O retorno do GP da África do Sul ganhou destaque na passagem de 2024 para 2025 graças a uma série de declarações de Gayton McKenzie, o otimista Ministro de Esportes, Artex e Cultura, como as publicadas no jornal Star: “Eu estou sufocado por pessoas que querem investir dinheiro e patrocinar a F-1 na África do Sul. Todos querem se envolver com o evento o que me faz pensar que dinheiro não é problema.”
Tais palavras foram analisadas com frieza pelo The Citizen, jornal concorrente, que publicou um editorial com o título “Taxpayers can’t pay for grand visions”, ou “Contribuintes não devem pagar por grandes sonhos” em tradução livre. O texto implica que McKenzie parece acreditar que desejos bastam para trazer o GP de volta e o processo de seleção de apoiadores já teve seu fim prorrogado. Outro ponto crucial no processo de recuperar a F-1 é a disputa entre Kyalami e a Cidade do Cabo. A primeira já tem um autódromo quase pronto e um histórico rico; a segunda tem charme e apelo turístico consolidados.
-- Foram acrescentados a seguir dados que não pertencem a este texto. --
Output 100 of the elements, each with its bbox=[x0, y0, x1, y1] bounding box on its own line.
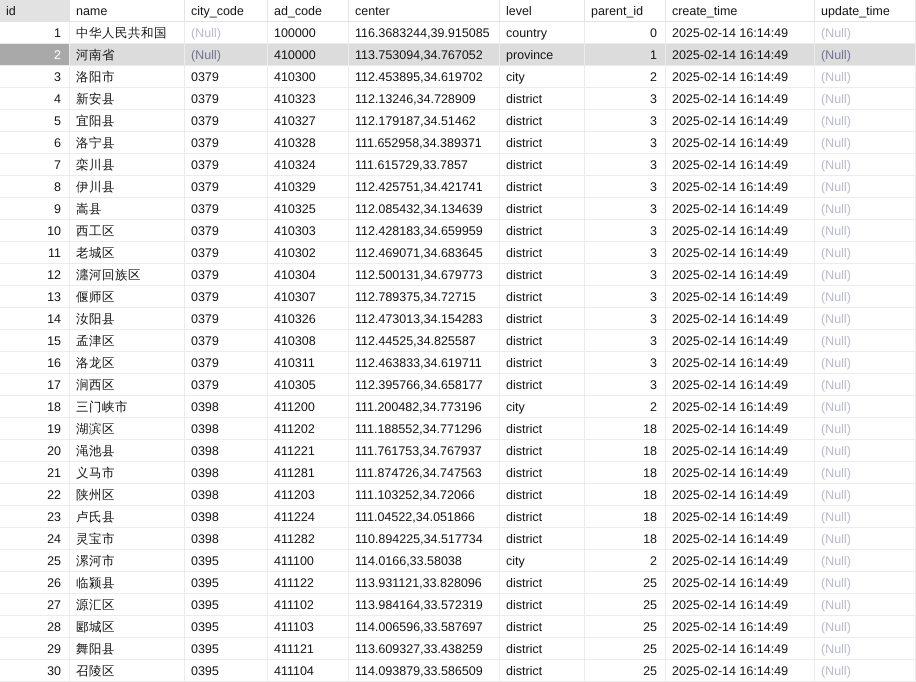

O caso de Ruanda, ou Rwanda em inglês, é mais complicado. O país é liderado por Paul Kagame desde 2000., o que já indica o regime político em vigor frente a uma população predominantemente rural e jovem espalhada por um país com área semelhante ao Estado de Alagoas: 26.798 km2. Nos últimos anos Kagame tem investido em promover grandes eventos esportivos com o propósito de criar uma imagem internacional mais favorável. No ano passado a Federação Internacional do Automóvel (FIA) realizou sua Assembleia Geral anual em Kigali, reunindo na capital do país mais de 800 delegados entre os dias 10 e 13 de dezembro. Isso faz parte do processo de convencer a opinião pública e os dirigentes do esporte de que o país pode receber a F-1, como se nota nas declarações de Kagami: “Estou contente em anunciar que Ruanda está apostando trazer o automobilismo de volta à África ao pleitear uma GP de F-1. Um grande muito obrigado a Stefano Domenicali (presidente da Fórmula 1) e sua equipe pelo bom progressos de nossas conversações ate o momento.”
Para levar a cabo o ambicioso projeto, o piloto austríaco Alexander Würz, que está envolvido com o novo circuito de Qdiddya, na Arábia Saudita, foi contratado para desenhar um autódromo permanente em área próxima ao aeroporto da capital Kigali. Segundo a expectativa local, o autódromo ficará pronto em 2028 e que Ruanda receba um GP em 2029.